In everything, we cannot forget our undying vocation to copy models from other countries, built under peculiar circumstances and different from ours. It is cultural servility, opposite and equally mediocre of xenophobia in the field of ideas.

The most serious thing is that we seek to copy models in frank obsolescence, such as the Value Added Tax (VAT), which is complex, vulnerable to evasion (the carousel or banknote ride is a well-known evasion modality in Europe) and unable to assimilate properly the digital economy.

It is good to pay attention to what is being discussed at the border of tax policy. With a solid academic basis, the United States is already discussing the formulation of a model for taxing consumed income, which aggregates VAT and Income Tax characteristics, innovating them.

Meanwhile, in Brazil, little or no attention is paid to our most severe tax illnesses: bureaucracy, conceptual indeterminacy and the tax process.

Bureaucracy reigns triumphantly in the tax system. Its pearls are multiple registration, negative certificate requirements, tax refunds, obstacles to compensation, etc.

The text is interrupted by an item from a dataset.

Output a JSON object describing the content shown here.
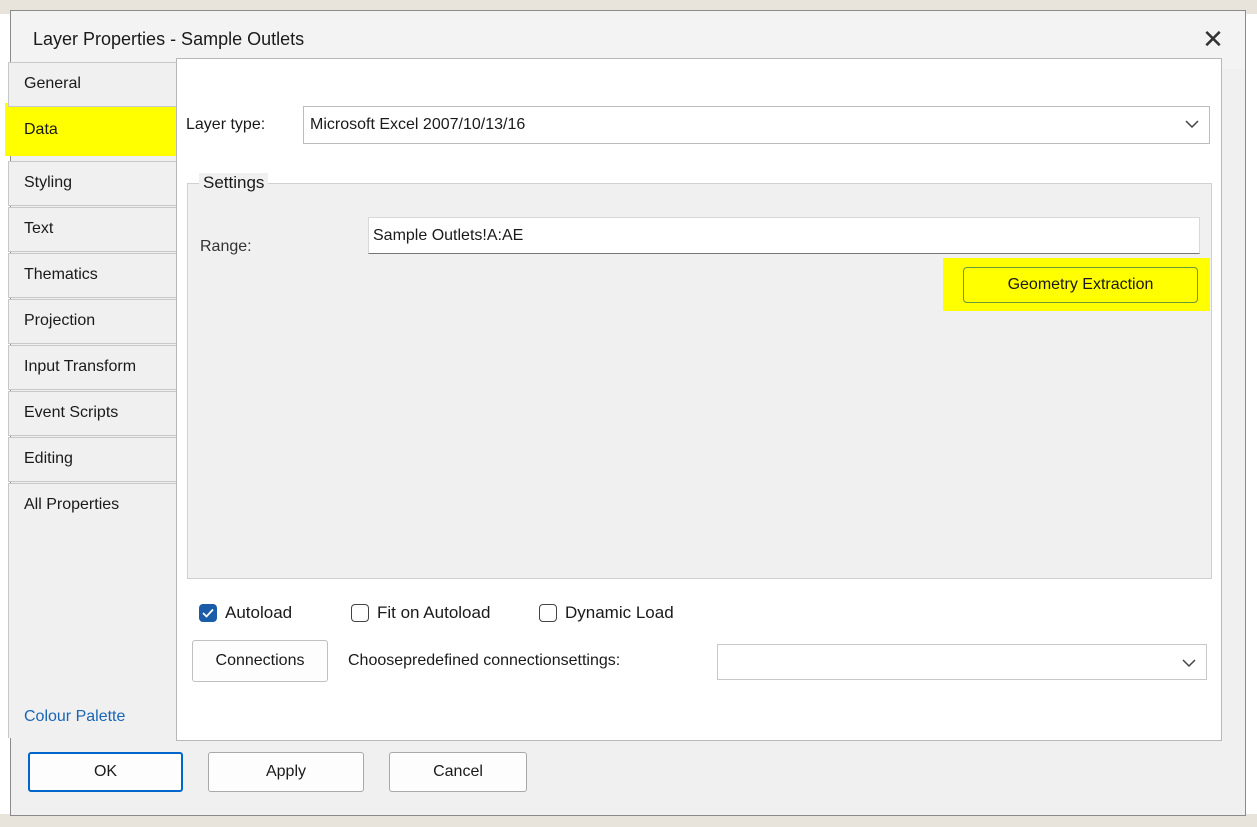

It is certain that conceptual indeterminacy will always exist, demanding the clarifying intervention of Justice. After all, there is no closed concept system. What is reprehensible is exaggeration.

We have not yet pacified concepts such as billing, gross revenue, indemnity for tax purposes, irregular dissolution of companies, joint liability of partners, tax substitution, abusive tax planning, etc. It's an absurd.

The process, from launch to execution, is exquisite in its slowness and inefficiency.

In the Union, the amounts under administrative and judicial discussion added to the credits recorded in active debt correspond to more than double the annual tax collection.

A report produced by the National Council of Justice (CNJ) shows that of the impressive 80 million cases pending in court, approximately 30 million are related to tax enforcement.

Although it contradicts the bureaucracy and the litigation industry, the real reform is to eliminate these tax illnesses. However, it lacks the charm of designing a new, unpredictable and unnecessary tax model.

Ambitious claims, by exacerbating tax conflicts, including in the context of fiscal federalism, always end in impasses, in addition to removing the focus of Brazilian tax illnesses. It is worth remembering Einstein's teaching: “it is insanity to keep doing the same thing and expect different results”.